Louise and Louise and Louise succeeds at being familiar and inconclusive, on drawing out the discomfort of the way clothing hangs, or the way someone's eyes rest on your shirt. Discomfort, to these poems, is valuable information. It's aesthetically interesting, but also socially necessary. It’s not an estrangement that can be remedied. There’s nothing to get back to. Cronk engages with genres that provide extreme alternatives to the average unsplendor of lived experience. Yet, in the poems, those extremes are dialed back into an attractively unpleasant Heathers-esque series of scenes.
When these poems look back, they see early shreds of an apocalypse that won’t come on majorly but in a “monogrammed blouse and summer hairdo.” You’ll “[f]eel your toe come to life in that shoe,” or the characters will. You have to deal, in the poems, with having a fantasy you may already have lived. Negotiating that difficulty is what these poems do at their best, as they put pressure on expectations, particularly of what it means to have been young, to be in a female body, and to have felt and managed the gaze of other people. Cronk renders fantasy as dangerous, articulating its engagement with exploitation that is often written off as pleasure.

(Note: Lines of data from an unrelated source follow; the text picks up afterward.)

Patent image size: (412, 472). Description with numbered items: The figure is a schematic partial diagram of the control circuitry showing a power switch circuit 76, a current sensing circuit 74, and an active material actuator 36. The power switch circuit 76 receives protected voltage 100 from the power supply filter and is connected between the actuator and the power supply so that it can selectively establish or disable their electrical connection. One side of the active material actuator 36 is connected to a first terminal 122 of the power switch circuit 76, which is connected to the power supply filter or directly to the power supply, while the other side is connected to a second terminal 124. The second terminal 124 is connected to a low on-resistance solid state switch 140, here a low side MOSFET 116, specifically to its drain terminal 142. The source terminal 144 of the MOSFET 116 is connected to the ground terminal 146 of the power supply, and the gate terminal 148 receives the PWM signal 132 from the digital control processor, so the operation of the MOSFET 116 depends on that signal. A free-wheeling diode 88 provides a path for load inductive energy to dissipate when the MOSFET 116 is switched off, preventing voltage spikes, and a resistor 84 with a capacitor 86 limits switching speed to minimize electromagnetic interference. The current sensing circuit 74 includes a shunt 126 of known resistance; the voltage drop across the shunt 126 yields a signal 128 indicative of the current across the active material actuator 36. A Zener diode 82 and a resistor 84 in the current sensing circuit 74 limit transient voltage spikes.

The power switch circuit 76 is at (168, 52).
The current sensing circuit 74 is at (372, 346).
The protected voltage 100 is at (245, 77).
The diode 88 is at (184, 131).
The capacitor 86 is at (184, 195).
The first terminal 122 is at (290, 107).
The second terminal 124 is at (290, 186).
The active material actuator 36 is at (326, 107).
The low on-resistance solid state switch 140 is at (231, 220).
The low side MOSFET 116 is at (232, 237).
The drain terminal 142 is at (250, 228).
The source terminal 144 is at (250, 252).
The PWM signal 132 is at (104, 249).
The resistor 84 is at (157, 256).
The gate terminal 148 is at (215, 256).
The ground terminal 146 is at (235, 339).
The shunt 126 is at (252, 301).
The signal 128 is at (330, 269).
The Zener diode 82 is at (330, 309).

The practice of continuously confronting other people’s experiences of your body, and of trying to see your own body as though it were that of another is an additional means of feeling far away in the poems, without always knowing what you’re far from. In “Middle Mansion,” the first of the book’s four sections: “In the story there is a woman who is shamelessly confused by the / lack of reaction: her slutty cheap boots and fake fur in the middle / of the Chasidic neighborhood.” In a later moment, “I worried over my unshaven legs: would the effect be cool or / would it seem weird?” Cronk’s speaker(s) spend(s) much of the book thinking about bodies and clothing or getting dressed or explaining what they are or were wearing. Clothing lets bodies be lovely and strange in these poems, and lets there be bodies. Often there are just voices, and no bodies at all.
Louise and Louise and Louise is hazy and sharp at the same time. It offers the superpower of seeing detail through a blur. Sometimes it tries to work with that detail, but often it just lays it all out, displayed to mystify, as in “taupe house,” the book’s second section, where Cronk writes these lines that are a kind of ars poetica: “In the fog of it I watch my stories and examine the tiny indigo / flowers on a weed in the alley.”